EOG berbeda dari elektroretinogram (ERG) yang mengevaluasi fungsi fotoreseptor dan sel bipolar; EOG terutama mencerminkan integritas fungsional RPE. Oleh karena itu, EOG berguna untuk mendiagnosis penyakit di mana ERG normal tetapi EOG menunjukkan kelainan selektif. Pemeriksaan ini memakan waktu sekitar satu jam, sehingga frekuensi pelaksanaannya dalam praktik klinis umum terbatas.

Q Apa perbedaan antara EOG dan elektroretinogram?
A

Elektroretinogram terutama mengevaluasi fungsi retina saraf, seperti fotoreseptor (kerucut dan batang) dan sel bipolar. EOG mencerminkan integritas fungsional RPE (epitel pigmen retina). Pada distrofi makula vitelliform Best (Best disease), ERG normal tetapi EOG menunjukkan kelainan, sehingga kombinasi kedua pemeriksaan ini berguna untuk diagnosis.

Gejala Subjektif (Keluhan Umum pada Penyakit dengan Abnormalitas EOG)

Section titled “Gejala Subjektif (Keluhan Umum pada Penyakit dengan Abnormalitas EOG)”

EOG sendiri tidak menimbulkan gejala subjektif. Pada penyakit retina/RPE yang menunjukkan abnormalitas EOG, gejala berikut dapat ditemukan.
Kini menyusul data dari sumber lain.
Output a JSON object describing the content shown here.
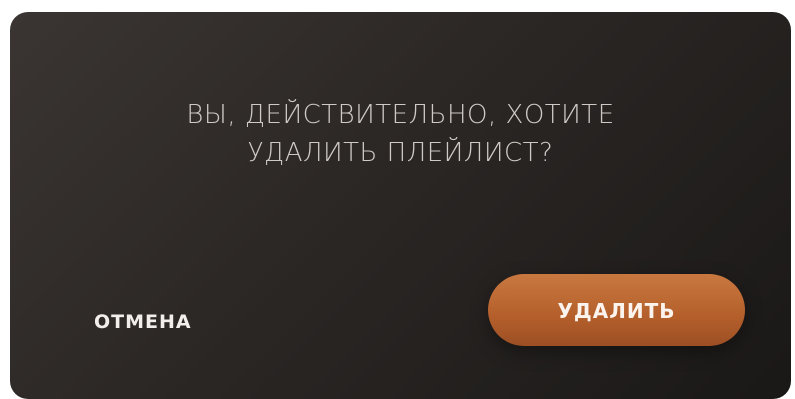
{
  "dialog": {
    "message_line1": "ВЫ, ДЕЙСТВИТЕЛЬНО, ХОТИТЕ",
    "message_line2": "УДАЛИТЬ ПЛЕЙЛИСТ?",
    "cancel_label": "ОТМЕНА",
    "delete_label": "УДАЛИТЬ"
  },
  "colors": {
    "background": "#2b2725",
    "accent": "#b45f2b",
    "text": "#cfcac6"
  }
}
  • Penurunan ketajaman penglihatan: Penurunan penglihatan sentral akibat gangguan RPE makula.
  • Metamorfopsia: Benda terlihat berubah bentuk. Sering terjadi pada penyakit makula.
  • Gangguan adaptasi gelap/rabun senja: Muncul pada penyakit dengan penurunan fungsi sel batang.
  • Skotoma sentral: Defek lapang pandang di sekitar titik fiksasi. Terjadi pada distrofi makula.

Temuan Klinis (Interpretasi Nilai Pemeriksaan EOG)

Section titled “Temuan Klinis (Interpretasi Nilai Pemeriksaan EOG)”

Rasio Arden (rasio L/D: maksimum terang ÷ minimum gelap) yang diperoleh dari pemeriksaan EOG merupakan indikator penilaian utama.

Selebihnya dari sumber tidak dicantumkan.